The interior is one of the finest and most lavish in its class. Lashings of leather and sporty red stitching make it a truly inviting place. Aluminium inserts in the dash and centre console give a premium feel, with every twist and prod of the controls affirming the well-engineered design.
Only two engines will be offered from launch, and so far it’s only the 148bhp 2.0-litre diesel we’ve sampled. Badged as the 218d, this car is expected to be the most popular model among buyers and it’s easy to see why with economy figures at 68.9mpg and CO2 emissions of 109g/km.
Like the design, an MPV’s driving dynamics can be limited due to the shape and size of the vehicle. But the 2 Series Active Tourer is rather agile for its size and manages body control well. The steering is well weighted and accurate but select sport mode and it becomes artificially heavy.
Turn into a bend and you’ll notice some movement in the body but even through quick changes in direction the Active Tourer never feels unsettled. It’s only when you really hurl it in into a corner you’ll notice excess body roll but that’s always going to be the case with a car of this size and height.
The biggest issue with the Active Tourer is the engine. It’s gruff on start up and it never really settles into smooth thrum. There’s plenty of shove on offer, with 330Nm of torque helping complete the 0-62mph sprint in 8.9 seconds and power delivery is always smooth, even if the engine sounds a little lumpy.
At higher speeds engine noise is eradicated by excessive wind noise kicked up by the tall A-pillars and wing mirrors. The ride is always supple, though, even on larger 18-inch alloy wheels, so it’s comfortable on the move if you can ignore the slight lack in refinement.
Although badged as a BMW, the 2 Series Active Tourer shares little in common with the rest of the BMW lineup. It’s based on a stretched version of the MINI platform and is front-wheel drive, so it’s not a combination we’ve seen before from the German manufacturer.
However, the 2.0-litre diesel engine is a little more familiar as it is shared with MINI, so it should be reliable.
Yet to be Euro NCAP crash tested, the 2 Series Active Tourer should score well as it comes fitted with pedestrian warning with city braking function as standard. These features significantly improve pedestrian safety in busy urban environments by automatically applying the brakes if a driver fails to respond to an obstacle in front of the car.
The 2 Series Active Tourer may not be as spacious as the Golf SV or Mercedes B-Class but the build quality and beautiful cabin means we can forgive it that. The automatic tailgate is standard across the range and opens up 468 litres of space. The electrically folding rear seats can be dropped at the flick of a switch and increase capacity to 1,510 litres.

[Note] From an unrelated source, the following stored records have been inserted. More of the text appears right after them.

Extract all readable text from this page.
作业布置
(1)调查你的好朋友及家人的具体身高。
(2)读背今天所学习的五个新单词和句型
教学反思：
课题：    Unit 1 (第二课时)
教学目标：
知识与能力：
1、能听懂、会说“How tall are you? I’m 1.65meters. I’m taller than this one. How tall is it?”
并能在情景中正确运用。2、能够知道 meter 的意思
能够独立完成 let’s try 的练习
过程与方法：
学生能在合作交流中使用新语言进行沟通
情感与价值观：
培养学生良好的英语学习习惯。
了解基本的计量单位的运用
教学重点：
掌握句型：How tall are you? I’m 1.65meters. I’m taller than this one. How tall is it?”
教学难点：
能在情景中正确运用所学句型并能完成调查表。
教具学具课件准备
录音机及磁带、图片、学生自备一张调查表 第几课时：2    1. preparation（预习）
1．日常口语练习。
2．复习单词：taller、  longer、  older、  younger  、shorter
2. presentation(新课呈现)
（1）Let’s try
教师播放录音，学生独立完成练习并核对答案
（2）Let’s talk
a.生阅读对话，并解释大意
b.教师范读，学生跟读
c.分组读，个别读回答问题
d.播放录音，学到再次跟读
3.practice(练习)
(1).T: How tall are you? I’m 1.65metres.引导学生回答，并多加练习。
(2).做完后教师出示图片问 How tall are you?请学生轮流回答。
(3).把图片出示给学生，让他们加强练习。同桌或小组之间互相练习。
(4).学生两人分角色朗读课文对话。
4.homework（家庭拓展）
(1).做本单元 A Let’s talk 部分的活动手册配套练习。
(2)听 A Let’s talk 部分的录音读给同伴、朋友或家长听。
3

Unlike the Citroen C4 Picasso, the Active Tourer doesn’t have three individual rear seats. It’s a conventional bench arrangement and as the BMW is a little shorter than both the Golf SV and B-Class there’s slightly less knee room. There’s still enough space to fit three adults and the high roofline means there is a good amount of head room, though.
Up front, numerous storage bins and a handy armrest that doubles up as storage to charge your phone are nice touches. There’s also huge amounts of adjustment in the driving position so a driver of any size can get comfortable behind the wheel.
Efficiency is also a strong point for the 2 Series Active Tourer. The 2.0-litre diesel we tested returns 68.9mpg on the combined cycle with CO2 emissions at 109g/km. That’s better than the new Golf SV which can only manages 65.7mpg and 112g/km of CO2, with an engine of exactly the same power and displacement.
The lighter and smoother 1.5-litre Turbo engine from the new MINI could also be a genuine alternative to the diesel, as economy figures don’t fall too far behind. BMW claims 57.6mpg and 115g/km of CO2, which is highly impressive for a petrol engine powering a car of this size.
Another incentive for the 218i model would be the saving you make on the purchase price. Although slightly less economical, the petrol variant costs almost £2,000 less than the 218d.